“It’s something that, you know, we can’t comment on at this point. It’s very competitive out there,” OpenAI chief scientist Ilya Sutskever said in a video call with the GPT-4 team an hour after the announcement.
Access to GPT-4 will be available on a limited, text-only basis for waitlisted users and paid premium subscribers to ChatGPT Plus.
GPT-4 is a multimodal large language model, meaning it can respond to both text and images. Give it a picture of the contents of your fridge and ask what you can make, and GPT-4 will try to provide recipes that use the ingredients in the picture.
“The continuous improvement in many aspects is impressive,” says Oren Etzioni of the Allen Institute for AI. “GPT-4 is now the standard against which all base models are evaluated.”

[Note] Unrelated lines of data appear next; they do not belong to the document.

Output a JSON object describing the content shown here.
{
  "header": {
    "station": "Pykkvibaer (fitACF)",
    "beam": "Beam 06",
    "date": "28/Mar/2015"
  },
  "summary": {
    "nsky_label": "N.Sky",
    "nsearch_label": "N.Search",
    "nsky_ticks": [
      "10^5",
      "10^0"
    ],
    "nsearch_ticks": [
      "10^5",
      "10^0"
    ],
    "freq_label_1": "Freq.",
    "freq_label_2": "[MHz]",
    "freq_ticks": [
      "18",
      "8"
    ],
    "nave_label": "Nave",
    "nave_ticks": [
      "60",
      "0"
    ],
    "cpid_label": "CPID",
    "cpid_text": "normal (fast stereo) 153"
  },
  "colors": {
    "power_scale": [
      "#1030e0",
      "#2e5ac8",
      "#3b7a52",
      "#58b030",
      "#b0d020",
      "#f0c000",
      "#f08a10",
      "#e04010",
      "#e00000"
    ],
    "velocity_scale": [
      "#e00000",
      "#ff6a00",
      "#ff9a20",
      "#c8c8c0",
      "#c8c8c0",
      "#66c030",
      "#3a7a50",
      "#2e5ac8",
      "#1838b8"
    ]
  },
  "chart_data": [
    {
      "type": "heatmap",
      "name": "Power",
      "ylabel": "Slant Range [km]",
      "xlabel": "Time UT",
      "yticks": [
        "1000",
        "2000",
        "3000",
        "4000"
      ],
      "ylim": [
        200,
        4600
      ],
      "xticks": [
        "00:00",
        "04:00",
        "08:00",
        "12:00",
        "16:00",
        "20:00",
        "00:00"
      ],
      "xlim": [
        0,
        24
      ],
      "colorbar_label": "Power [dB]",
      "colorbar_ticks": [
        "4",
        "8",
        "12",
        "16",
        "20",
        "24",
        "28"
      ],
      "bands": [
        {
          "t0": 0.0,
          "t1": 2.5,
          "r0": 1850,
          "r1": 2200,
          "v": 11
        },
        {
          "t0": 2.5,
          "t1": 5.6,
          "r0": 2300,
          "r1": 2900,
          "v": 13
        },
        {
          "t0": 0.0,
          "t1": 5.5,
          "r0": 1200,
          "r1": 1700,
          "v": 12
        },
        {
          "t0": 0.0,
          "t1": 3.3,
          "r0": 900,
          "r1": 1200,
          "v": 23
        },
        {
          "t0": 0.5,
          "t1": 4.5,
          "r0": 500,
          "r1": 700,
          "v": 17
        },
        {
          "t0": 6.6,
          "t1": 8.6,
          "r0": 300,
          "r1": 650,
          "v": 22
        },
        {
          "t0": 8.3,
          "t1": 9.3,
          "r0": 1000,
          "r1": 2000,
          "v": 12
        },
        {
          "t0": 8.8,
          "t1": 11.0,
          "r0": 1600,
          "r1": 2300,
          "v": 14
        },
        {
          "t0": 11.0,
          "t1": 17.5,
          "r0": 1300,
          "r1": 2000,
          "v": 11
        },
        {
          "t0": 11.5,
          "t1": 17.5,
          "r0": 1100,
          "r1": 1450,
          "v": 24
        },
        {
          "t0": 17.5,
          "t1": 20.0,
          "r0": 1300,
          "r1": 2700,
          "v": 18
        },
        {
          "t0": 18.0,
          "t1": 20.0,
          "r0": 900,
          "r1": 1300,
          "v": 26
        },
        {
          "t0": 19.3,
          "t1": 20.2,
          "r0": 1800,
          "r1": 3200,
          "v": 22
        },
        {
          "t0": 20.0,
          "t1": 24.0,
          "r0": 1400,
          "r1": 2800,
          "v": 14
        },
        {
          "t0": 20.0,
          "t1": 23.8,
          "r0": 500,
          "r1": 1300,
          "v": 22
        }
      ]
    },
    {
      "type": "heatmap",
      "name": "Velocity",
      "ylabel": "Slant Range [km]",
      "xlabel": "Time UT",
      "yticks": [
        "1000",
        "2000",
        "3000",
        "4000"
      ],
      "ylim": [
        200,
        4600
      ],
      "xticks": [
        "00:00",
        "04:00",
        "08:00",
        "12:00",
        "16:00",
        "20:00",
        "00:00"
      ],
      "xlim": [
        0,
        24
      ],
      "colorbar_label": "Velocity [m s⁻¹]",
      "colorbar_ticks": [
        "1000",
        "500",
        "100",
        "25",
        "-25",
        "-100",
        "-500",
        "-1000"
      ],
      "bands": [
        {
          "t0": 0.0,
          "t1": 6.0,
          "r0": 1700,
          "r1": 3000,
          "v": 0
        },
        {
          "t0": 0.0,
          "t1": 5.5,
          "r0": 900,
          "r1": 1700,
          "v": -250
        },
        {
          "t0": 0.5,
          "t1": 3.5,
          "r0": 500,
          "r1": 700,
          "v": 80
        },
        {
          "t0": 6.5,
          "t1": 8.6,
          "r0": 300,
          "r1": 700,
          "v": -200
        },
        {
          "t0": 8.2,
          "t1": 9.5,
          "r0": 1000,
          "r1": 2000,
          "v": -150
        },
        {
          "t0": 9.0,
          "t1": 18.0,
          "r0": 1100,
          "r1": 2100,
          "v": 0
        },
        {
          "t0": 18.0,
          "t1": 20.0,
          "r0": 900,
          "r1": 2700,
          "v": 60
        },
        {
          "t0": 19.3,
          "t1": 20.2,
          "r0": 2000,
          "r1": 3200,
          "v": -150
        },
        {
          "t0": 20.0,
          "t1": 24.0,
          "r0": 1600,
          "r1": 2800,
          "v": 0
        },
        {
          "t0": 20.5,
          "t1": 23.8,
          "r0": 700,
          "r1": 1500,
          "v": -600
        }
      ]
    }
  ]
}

“A good multimodal model has been the holy grail of many large tech labs for the last couple of years,” said Thomas Wolff, founder of Hugging Face, the AI startup behind the open-source language model BLOOM. But it remained elusive.
Combining theory, text, and images allows multimodal models to better understand the world. “It may be able to deal with traditional weak points of language models, such as spatial reasoning,” says Wolff.
It is not yet clear if that is true for GPT-4. OpenAI’s new model appears to be better than ChatGPT for some basic reasons, such as solving simple puzzles such as summarizing blocks of text into words that start with the same letter. On my demo, GPT-4 showed me a blurb from the OpenAI website that summarized it in words starting with g: “GPT-4, the next generation of infrastructure, has achieved great results.” Ways of protection, guidance and profit are collected. Huge, infrastructure and global talent. In another demonstration, GPT-4 took a tax document and answered questions about it, the reasons for the answers.